Although the use of DDT was stopped in Czechoslovakia in 1974, it can still be found in some agricultural localities in South Moravia. In neighbouring Austria, where this insecticide was never much used, its levels in the atmosphere are minimal. This finding has been verified by Recetox (the Research Centre for Toxic Compounds in the Environment), which together with colleagues in Austria monitored for four years the concentration of nine types of air pollutants in five regions of both countries.

“The Monairnet project established a monitoring network in twenty localities. Between September 2011 and August 2012 we collected more than 570 samples, and we are now performing detailed analysis on them," says project manager Pavel Čupr. The incidence of so-called 'persistent organic pollutants' was measured by scientists at locations in Lower Austria, Upper Austria, South Moravia, South Bohemia and the Highlands region of Bohemia and Moravia.

“We are concerned with harmful substances that can carry over long distances, can accumulate in tissues of living organisms, are highly toxic and persist in the environment for a long time," explains Čupr.

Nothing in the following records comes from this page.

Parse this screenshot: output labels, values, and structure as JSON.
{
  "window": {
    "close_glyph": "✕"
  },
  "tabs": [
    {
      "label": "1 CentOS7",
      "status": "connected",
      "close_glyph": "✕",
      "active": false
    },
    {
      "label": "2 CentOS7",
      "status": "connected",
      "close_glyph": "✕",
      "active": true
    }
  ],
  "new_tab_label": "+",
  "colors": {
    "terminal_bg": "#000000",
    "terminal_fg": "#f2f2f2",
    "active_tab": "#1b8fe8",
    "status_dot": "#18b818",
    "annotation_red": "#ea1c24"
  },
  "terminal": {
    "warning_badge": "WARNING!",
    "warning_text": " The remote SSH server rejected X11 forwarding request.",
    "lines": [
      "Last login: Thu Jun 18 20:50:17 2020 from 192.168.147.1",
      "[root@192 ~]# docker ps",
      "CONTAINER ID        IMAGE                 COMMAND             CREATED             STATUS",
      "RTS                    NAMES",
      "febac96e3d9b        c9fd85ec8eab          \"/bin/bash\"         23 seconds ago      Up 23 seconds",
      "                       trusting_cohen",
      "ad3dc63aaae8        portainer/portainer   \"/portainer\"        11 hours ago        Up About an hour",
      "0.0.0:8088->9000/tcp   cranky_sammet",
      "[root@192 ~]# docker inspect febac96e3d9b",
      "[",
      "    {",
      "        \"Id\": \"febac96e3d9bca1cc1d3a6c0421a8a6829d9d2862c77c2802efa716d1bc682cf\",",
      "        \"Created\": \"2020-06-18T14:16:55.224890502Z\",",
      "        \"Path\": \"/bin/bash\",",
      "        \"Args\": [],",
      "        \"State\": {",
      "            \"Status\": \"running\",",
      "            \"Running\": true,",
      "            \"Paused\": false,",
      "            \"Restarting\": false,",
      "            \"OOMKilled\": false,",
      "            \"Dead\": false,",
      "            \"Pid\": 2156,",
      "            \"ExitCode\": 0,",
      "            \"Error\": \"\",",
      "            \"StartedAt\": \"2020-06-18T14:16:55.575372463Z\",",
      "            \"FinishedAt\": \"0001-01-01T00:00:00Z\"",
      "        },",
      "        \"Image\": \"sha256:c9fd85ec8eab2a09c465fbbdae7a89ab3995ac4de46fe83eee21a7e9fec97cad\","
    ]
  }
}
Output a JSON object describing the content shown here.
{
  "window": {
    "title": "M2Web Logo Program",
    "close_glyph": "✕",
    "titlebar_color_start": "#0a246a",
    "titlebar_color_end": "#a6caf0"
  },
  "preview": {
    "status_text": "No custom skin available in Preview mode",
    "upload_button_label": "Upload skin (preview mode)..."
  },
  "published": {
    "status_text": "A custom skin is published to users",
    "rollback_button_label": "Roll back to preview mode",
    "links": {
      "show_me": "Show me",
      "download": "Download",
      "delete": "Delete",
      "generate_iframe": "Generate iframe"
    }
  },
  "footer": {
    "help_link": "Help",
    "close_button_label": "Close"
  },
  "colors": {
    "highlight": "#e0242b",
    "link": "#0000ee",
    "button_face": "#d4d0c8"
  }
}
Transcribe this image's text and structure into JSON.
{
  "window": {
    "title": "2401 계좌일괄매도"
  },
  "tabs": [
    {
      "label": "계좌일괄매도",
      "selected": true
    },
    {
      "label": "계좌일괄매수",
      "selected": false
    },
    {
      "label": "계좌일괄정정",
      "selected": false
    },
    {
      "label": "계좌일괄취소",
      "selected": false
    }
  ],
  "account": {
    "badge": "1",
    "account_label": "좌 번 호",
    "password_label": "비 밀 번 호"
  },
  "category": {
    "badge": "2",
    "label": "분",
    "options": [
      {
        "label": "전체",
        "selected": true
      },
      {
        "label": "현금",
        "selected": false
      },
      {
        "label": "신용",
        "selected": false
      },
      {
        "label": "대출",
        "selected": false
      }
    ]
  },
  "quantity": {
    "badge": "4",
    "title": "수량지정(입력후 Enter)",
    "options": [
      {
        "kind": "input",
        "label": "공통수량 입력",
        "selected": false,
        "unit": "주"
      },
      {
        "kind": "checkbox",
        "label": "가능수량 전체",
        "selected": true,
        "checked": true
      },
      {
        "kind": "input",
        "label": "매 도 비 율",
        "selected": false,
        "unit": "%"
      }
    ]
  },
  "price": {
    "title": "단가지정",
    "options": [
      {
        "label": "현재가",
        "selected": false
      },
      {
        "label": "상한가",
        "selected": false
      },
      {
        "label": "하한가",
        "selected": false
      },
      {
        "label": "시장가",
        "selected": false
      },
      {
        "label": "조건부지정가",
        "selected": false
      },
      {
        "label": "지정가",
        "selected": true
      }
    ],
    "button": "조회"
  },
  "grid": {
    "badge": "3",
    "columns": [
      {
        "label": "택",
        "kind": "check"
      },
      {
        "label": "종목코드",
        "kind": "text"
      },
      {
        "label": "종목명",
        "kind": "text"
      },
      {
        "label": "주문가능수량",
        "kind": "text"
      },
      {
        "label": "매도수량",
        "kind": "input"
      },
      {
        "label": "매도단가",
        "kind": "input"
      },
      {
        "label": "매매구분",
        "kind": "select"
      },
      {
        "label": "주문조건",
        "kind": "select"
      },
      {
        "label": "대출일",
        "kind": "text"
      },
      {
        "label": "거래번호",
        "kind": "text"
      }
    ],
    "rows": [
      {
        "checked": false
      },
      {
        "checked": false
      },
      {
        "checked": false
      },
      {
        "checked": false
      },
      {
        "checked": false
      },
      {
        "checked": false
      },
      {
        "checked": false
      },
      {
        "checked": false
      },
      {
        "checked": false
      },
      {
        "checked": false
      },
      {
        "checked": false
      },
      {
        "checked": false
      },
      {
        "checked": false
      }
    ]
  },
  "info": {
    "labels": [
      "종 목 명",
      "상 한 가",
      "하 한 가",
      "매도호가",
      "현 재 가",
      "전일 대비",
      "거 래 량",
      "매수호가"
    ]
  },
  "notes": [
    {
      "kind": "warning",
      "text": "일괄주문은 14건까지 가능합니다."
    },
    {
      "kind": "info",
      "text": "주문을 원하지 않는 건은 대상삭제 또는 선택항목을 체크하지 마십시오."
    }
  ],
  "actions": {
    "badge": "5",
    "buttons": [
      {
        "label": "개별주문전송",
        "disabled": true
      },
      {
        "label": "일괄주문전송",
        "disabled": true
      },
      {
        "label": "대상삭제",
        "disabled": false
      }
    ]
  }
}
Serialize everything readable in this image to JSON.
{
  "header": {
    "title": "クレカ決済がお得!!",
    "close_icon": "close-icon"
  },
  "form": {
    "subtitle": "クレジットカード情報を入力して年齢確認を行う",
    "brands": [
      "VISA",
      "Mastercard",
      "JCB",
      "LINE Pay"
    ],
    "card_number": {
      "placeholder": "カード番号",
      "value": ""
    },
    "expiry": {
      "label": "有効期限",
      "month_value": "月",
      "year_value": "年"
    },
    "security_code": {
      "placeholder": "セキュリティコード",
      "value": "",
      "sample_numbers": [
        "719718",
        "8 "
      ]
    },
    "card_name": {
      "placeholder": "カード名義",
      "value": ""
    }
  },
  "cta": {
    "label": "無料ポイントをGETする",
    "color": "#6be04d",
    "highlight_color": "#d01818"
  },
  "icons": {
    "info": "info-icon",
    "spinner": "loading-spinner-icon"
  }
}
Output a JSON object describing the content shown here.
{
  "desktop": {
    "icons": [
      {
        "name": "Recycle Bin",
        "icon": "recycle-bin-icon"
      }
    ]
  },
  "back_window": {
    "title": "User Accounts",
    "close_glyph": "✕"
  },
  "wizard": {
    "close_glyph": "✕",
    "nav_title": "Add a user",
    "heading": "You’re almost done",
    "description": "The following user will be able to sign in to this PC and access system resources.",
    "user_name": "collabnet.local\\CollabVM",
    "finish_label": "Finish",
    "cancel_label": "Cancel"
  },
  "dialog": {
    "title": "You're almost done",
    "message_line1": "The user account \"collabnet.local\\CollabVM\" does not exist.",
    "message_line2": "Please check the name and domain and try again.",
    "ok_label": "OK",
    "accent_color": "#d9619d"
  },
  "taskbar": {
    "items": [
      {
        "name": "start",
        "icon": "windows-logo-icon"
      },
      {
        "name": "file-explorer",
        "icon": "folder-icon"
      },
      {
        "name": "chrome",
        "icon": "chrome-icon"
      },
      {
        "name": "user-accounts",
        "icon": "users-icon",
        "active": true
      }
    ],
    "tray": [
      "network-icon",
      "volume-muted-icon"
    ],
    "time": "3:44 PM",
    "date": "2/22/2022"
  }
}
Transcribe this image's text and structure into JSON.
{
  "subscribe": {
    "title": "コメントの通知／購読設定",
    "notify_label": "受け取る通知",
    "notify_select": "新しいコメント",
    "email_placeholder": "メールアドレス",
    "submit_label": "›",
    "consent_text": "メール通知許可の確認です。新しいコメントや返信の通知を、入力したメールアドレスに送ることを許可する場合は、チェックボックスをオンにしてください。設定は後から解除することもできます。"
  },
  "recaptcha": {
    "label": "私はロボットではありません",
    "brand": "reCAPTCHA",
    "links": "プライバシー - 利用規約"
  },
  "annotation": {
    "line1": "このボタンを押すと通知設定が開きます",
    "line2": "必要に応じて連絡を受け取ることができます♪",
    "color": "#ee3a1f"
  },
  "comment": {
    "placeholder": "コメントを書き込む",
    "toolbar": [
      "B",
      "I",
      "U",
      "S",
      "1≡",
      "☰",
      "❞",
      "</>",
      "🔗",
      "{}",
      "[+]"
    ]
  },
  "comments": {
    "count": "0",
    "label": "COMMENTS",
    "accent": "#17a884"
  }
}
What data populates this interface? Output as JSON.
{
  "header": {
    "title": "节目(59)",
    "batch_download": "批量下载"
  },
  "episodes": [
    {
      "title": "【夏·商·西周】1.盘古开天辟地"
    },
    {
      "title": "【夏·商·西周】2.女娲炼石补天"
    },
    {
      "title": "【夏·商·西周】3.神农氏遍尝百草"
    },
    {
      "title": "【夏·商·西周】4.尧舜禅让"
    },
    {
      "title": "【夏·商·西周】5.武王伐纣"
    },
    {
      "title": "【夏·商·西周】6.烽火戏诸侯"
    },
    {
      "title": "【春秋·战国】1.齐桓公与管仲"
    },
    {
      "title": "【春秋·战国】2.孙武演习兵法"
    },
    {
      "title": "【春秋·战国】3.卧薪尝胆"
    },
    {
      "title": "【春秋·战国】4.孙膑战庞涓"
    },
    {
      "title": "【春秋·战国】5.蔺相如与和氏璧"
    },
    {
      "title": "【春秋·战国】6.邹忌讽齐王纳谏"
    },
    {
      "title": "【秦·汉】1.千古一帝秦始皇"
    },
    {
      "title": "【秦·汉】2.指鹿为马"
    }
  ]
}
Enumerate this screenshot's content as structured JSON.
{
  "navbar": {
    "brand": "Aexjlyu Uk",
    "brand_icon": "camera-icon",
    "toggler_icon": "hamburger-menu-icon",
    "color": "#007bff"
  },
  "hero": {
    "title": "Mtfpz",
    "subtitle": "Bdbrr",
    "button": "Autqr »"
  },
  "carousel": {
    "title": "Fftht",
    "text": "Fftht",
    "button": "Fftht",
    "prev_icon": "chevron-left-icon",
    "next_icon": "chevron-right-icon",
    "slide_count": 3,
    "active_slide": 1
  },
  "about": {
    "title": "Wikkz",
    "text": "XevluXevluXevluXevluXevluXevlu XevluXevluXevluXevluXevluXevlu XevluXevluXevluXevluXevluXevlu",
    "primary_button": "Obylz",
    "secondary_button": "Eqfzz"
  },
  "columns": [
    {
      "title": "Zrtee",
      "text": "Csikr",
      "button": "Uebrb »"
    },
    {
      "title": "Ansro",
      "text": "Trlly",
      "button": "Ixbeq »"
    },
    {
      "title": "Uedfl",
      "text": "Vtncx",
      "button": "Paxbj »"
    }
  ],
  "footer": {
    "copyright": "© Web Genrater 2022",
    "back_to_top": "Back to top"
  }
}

DDT, for instance, is still in the soil; it is released into the atmosphere when the soil is tilled and at higher temperatures. In Austria specialists have measured higher concentrations of pentachlorobenzene, which results from technological processes in iron and steel works and incineration plants, and is released from landfill sites. It has been recorded in industrial localities, such as Linz.

“This substance has also been recorded at the Sonnblick mountain station, which proves that it can carry over long distances," says Čupr, before adding that the main routes by which substances travel to the Alps are still the subject of analysis.

In the course of their research Recetox scientists used two new sampling devices, which provided them with useful samples. The atmospheric deposition sampler can isolate and sample harmful substances in precipitation or in dust particles, while the new combination sampler can sample up to six particulate fractions at the same time as it samples gas fraction.

The results of the measurements may also be applied in specific instances, such as the drawing up of municipal zoning plans.

“The data may be useful to local administrators as they make decisions on how localities should be used," adds Čupr. “In so doing they take air quality into account."